O barulho da chuva era tão alto no teto do carro que eu mal conseguia ouvir meus pensamentos. Levei a mão ao painel e desliguei o rádio, afinal não tinha sentido ele continuar ligado. Foi quando senti que as pontas dos meus dedos estavam dormentes, tamanho o frio. Aproximei os dedos dos lábios e soprei ar quente neles, esfregando-os em busca de calor. Então meti as mãos nos bolsos do grosso casaco que eu usava.
                Eu não tinha medo de ficar sozinha, muito menos do escuro, mas confesso que estava desconfortável sem você ali. Me encolhi no banco do passageiro, olhando ao redor para algum sinal de que você estava de volta. Nada. A impaciência me tomou. Olhei as horas na tela do celular. Que ótimo, eu já estava esperando havia quase dez minutos. Estava pronta para sair do carro e ir atrás de você.
                Mas enfim a porta do motorista se abriu e você deslizou rapidamente para dentro do carro, deixando uma lufada de ar frio entrar, e diminuir o abafado que estava ali. Jogou a sacola com os lanches no meu colo, para poder fechar o guarda-chuva. Enfim bateu a porta com força, e se abraçou, tremendo de frio. Na luz da penumbra encarei o formato alongado do seu rosto.

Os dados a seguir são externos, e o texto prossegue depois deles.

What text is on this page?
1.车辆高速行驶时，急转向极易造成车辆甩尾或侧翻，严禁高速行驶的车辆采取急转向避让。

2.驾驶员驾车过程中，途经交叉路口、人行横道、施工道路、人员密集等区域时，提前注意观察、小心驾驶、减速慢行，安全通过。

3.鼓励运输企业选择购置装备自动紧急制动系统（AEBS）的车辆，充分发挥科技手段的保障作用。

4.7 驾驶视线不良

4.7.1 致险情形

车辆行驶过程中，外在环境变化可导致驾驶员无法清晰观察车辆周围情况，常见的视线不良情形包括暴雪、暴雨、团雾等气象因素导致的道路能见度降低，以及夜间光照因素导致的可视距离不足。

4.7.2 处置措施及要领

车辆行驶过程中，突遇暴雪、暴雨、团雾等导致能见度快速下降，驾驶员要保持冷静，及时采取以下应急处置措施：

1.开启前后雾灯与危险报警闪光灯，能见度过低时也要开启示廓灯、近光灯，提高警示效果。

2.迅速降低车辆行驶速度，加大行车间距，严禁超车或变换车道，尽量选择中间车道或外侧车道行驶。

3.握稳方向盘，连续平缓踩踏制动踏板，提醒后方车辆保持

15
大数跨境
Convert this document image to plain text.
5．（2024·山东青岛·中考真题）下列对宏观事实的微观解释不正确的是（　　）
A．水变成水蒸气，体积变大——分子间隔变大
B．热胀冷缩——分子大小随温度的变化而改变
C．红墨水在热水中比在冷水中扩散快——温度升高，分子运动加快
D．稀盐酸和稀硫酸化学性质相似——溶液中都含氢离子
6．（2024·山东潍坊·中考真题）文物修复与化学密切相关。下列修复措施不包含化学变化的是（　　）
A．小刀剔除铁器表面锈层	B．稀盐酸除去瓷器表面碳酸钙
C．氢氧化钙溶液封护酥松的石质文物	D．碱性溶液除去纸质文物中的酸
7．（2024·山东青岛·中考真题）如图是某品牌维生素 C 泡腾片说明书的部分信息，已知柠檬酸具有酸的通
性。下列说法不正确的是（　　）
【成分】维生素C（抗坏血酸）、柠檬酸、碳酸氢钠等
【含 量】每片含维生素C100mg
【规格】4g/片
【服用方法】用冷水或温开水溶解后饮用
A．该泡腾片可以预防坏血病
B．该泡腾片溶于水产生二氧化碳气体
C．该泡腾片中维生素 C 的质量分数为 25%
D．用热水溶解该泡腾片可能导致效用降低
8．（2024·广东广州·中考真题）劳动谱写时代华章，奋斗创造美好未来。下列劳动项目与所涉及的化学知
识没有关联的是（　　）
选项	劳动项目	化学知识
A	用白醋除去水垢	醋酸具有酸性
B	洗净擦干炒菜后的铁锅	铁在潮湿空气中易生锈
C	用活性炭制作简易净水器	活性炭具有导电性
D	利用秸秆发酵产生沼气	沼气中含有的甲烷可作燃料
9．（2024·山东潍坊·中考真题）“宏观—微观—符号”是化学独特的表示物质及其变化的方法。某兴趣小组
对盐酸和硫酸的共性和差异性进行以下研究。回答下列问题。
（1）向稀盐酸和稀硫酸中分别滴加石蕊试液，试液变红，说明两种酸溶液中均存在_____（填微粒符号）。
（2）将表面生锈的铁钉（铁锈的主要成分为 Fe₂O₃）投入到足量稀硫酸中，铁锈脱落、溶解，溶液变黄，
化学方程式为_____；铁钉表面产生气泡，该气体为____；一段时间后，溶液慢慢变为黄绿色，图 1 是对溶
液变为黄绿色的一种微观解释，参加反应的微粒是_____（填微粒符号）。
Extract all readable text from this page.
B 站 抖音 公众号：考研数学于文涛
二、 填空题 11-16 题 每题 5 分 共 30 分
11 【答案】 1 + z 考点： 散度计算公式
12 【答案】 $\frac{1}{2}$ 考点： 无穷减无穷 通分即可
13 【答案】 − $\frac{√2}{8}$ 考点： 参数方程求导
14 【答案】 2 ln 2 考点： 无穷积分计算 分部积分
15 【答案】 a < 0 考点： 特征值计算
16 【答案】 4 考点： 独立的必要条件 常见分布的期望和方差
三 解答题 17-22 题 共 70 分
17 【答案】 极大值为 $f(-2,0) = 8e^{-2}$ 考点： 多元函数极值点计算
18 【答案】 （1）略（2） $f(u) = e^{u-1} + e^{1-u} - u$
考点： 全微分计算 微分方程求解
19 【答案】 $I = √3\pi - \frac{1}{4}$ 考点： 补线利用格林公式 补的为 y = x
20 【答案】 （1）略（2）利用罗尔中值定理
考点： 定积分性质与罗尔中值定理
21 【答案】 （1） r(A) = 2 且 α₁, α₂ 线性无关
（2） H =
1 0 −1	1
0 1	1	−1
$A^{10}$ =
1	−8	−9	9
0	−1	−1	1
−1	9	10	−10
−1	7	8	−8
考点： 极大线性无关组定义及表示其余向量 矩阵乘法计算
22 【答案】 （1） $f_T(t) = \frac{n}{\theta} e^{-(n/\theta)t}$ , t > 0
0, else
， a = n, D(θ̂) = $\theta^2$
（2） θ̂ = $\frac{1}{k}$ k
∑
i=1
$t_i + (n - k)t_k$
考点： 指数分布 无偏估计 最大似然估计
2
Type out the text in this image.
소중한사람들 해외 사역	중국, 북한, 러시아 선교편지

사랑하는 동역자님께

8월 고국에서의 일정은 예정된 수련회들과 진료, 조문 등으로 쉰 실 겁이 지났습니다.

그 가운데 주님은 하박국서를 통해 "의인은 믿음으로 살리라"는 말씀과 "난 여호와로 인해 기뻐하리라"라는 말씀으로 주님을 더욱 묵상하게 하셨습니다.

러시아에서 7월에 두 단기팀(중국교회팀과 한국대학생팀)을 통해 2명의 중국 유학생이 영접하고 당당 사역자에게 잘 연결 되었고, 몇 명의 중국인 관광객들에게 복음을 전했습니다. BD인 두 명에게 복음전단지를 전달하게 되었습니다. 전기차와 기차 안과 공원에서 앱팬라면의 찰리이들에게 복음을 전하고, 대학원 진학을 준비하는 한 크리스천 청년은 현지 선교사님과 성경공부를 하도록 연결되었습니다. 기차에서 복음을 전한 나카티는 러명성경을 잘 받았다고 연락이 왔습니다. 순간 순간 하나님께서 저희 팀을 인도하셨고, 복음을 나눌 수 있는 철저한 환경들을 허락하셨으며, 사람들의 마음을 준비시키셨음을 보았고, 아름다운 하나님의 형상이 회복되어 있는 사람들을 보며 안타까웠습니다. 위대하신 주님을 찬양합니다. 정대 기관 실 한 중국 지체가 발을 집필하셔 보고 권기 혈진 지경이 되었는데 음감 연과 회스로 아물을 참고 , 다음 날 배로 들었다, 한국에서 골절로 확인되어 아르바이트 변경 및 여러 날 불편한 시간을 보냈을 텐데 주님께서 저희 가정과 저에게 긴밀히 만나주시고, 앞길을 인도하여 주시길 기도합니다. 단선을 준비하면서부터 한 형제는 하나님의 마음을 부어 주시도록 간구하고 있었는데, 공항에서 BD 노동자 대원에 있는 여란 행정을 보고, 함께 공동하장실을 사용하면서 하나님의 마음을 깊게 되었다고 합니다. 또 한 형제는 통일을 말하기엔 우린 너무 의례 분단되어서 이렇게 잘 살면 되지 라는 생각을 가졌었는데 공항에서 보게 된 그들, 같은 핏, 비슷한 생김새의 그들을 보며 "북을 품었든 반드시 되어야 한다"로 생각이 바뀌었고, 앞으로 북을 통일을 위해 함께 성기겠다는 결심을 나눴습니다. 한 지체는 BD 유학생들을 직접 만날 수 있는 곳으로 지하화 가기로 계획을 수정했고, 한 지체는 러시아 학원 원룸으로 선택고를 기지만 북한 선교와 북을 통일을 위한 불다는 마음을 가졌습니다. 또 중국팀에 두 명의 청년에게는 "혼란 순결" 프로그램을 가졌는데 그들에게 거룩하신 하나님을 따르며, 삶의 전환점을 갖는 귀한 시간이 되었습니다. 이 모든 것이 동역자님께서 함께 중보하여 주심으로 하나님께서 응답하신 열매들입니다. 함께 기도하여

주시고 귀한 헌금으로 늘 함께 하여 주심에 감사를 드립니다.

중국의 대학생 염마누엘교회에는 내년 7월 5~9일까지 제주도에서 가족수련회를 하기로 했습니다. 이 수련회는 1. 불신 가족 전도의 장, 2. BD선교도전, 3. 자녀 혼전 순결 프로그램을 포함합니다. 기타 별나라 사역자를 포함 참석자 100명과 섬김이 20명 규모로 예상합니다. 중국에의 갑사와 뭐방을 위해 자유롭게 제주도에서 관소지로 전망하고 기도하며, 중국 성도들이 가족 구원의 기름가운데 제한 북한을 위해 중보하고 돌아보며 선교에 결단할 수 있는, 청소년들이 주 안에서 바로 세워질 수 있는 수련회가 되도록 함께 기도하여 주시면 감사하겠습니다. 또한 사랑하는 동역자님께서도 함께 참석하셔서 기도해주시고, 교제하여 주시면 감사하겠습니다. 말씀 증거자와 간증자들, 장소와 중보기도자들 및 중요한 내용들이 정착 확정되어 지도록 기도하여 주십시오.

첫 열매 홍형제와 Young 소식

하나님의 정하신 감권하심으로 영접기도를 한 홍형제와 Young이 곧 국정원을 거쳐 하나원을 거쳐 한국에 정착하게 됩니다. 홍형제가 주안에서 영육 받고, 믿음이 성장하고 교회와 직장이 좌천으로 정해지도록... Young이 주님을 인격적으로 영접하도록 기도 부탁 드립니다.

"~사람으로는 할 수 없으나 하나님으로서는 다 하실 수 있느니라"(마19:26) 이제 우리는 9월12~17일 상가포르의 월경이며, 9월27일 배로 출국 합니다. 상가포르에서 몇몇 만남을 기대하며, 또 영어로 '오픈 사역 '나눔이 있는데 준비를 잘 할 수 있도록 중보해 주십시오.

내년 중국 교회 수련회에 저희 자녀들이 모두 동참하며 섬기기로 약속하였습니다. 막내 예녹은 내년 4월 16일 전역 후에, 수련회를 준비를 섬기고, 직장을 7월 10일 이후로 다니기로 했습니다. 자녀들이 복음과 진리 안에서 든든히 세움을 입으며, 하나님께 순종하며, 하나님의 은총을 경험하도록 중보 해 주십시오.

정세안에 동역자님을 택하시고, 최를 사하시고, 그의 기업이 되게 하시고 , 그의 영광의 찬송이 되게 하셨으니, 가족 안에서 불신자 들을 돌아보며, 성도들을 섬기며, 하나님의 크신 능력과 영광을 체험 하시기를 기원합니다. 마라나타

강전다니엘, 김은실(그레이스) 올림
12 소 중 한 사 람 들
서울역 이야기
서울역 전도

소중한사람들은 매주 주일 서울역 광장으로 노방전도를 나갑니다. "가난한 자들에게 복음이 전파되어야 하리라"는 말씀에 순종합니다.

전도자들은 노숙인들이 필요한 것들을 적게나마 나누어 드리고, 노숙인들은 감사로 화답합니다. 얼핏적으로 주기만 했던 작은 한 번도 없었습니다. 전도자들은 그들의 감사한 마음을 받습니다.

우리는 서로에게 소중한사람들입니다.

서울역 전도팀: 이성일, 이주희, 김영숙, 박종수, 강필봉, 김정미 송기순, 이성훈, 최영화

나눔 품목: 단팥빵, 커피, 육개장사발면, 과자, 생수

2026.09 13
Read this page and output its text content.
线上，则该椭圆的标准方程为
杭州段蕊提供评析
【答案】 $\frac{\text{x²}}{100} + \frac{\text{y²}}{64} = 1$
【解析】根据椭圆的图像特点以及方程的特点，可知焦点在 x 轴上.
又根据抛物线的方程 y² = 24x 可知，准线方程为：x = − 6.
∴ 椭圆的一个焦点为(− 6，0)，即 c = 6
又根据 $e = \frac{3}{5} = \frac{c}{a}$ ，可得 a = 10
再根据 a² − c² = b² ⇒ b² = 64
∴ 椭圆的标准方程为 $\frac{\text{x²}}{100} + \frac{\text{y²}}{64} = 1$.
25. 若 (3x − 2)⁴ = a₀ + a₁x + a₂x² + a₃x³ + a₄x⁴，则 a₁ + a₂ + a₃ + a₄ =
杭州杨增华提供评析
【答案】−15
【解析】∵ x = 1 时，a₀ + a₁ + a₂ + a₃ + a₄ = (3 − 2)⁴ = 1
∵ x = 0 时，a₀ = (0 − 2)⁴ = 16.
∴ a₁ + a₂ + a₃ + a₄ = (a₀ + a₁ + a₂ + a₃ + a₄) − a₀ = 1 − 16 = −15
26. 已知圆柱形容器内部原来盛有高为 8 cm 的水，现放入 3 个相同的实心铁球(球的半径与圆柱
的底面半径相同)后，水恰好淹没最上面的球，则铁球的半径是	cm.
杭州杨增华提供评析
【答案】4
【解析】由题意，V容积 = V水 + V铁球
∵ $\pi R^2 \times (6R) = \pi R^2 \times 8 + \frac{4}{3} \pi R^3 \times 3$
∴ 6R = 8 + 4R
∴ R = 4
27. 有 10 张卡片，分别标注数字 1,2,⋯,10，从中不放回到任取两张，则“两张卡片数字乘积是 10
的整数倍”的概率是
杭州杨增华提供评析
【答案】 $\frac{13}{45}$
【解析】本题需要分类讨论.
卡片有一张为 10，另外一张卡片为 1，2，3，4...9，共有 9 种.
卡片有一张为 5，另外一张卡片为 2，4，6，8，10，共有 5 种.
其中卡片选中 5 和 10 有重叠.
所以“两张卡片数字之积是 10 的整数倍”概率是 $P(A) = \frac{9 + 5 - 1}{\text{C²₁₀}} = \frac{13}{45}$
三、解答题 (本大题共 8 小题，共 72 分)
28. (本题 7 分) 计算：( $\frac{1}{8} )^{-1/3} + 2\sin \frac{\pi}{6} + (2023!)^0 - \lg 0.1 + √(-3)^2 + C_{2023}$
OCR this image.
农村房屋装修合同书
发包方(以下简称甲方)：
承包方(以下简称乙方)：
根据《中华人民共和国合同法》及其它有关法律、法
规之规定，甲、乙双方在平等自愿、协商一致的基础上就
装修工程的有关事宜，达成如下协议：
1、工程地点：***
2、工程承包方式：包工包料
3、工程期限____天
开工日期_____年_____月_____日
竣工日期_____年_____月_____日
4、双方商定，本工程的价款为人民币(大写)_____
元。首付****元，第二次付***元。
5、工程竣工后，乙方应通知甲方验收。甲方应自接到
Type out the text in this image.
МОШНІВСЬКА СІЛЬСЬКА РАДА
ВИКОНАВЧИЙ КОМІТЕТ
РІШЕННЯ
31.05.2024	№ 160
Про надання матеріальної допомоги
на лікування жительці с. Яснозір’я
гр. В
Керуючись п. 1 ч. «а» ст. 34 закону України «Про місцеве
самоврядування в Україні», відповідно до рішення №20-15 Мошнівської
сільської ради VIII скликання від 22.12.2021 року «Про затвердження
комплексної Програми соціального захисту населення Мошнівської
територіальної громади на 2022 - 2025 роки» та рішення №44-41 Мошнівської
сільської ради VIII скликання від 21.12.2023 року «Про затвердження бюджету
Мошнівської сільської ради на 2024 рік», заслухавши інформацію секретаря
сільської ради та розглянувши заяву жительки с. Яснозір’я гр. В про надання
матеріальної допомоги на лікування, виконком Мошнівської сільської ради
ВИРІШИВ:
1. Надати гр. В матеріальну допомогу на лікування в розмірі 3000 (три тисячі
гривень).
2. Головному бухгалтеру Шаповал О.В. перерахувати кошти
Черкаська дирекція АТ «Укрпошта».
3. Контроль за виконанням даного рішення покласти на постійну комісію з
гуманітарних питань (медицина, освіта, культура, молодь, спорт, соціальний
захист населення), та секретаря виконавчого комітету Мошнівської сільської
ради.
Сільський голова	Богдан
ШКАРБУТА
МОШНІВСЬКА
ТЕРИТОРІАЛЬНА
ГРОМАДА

A forma como as maçãs do seu rosto saltam, e como seus lábios são brilhantes. Seu cabelo estava uma bagunça, mas eu sabia como era a boa a sensação de mergulhar meus dedos entre eles.
- O que foi? – Você perguntou, ligeiramente preocupado.
- Você demorou! – Reclamei, fazendo bico.
- Acho que todos tiveram a mesma ideia que nós. Havia uma fila imensa, mas consegui. Tem comida aí para passarmos a noite toda! – Anunciou.
- Eu duvido! Do jeito que você come... – E ri.
                Então senti seus dedos deslizarem pelo meu ombro e chegarem à minha nuca. Eu sabia o que você ia fazer, e deixei você fazer. Puxou meu rosto para perto do seu e me olhou nos olhos, com um sorriso bobo no rosto. Seu cheiro me embriagou, espalhando-se pelo carro como um veneno. Minha boca já salivava, sabendo que poderia experimentar aqueles lábios. O desejo me consumia, e eu não queria parar, porque o fogo que você acende dentro de mim é confortável e leva embora até mesmo o frio daquela noite de Julho.
- Ah, é? – Seu tom brincalhão.
                Sua voz risonha, cheia de luz do sol. Eu sabia que dependia de você mais do que deveria, mas isso não me preocupava. Eu queria bancar a difícil, e esperei você me beijar, porque era orgulhosa também.
- É sim! Por isso que você está ficando gordinho! – Brinquei.
                Um falso ultraje apareceu em seu rosto.
- Você está me engordando de propósito. Assim ninguém vai me querer!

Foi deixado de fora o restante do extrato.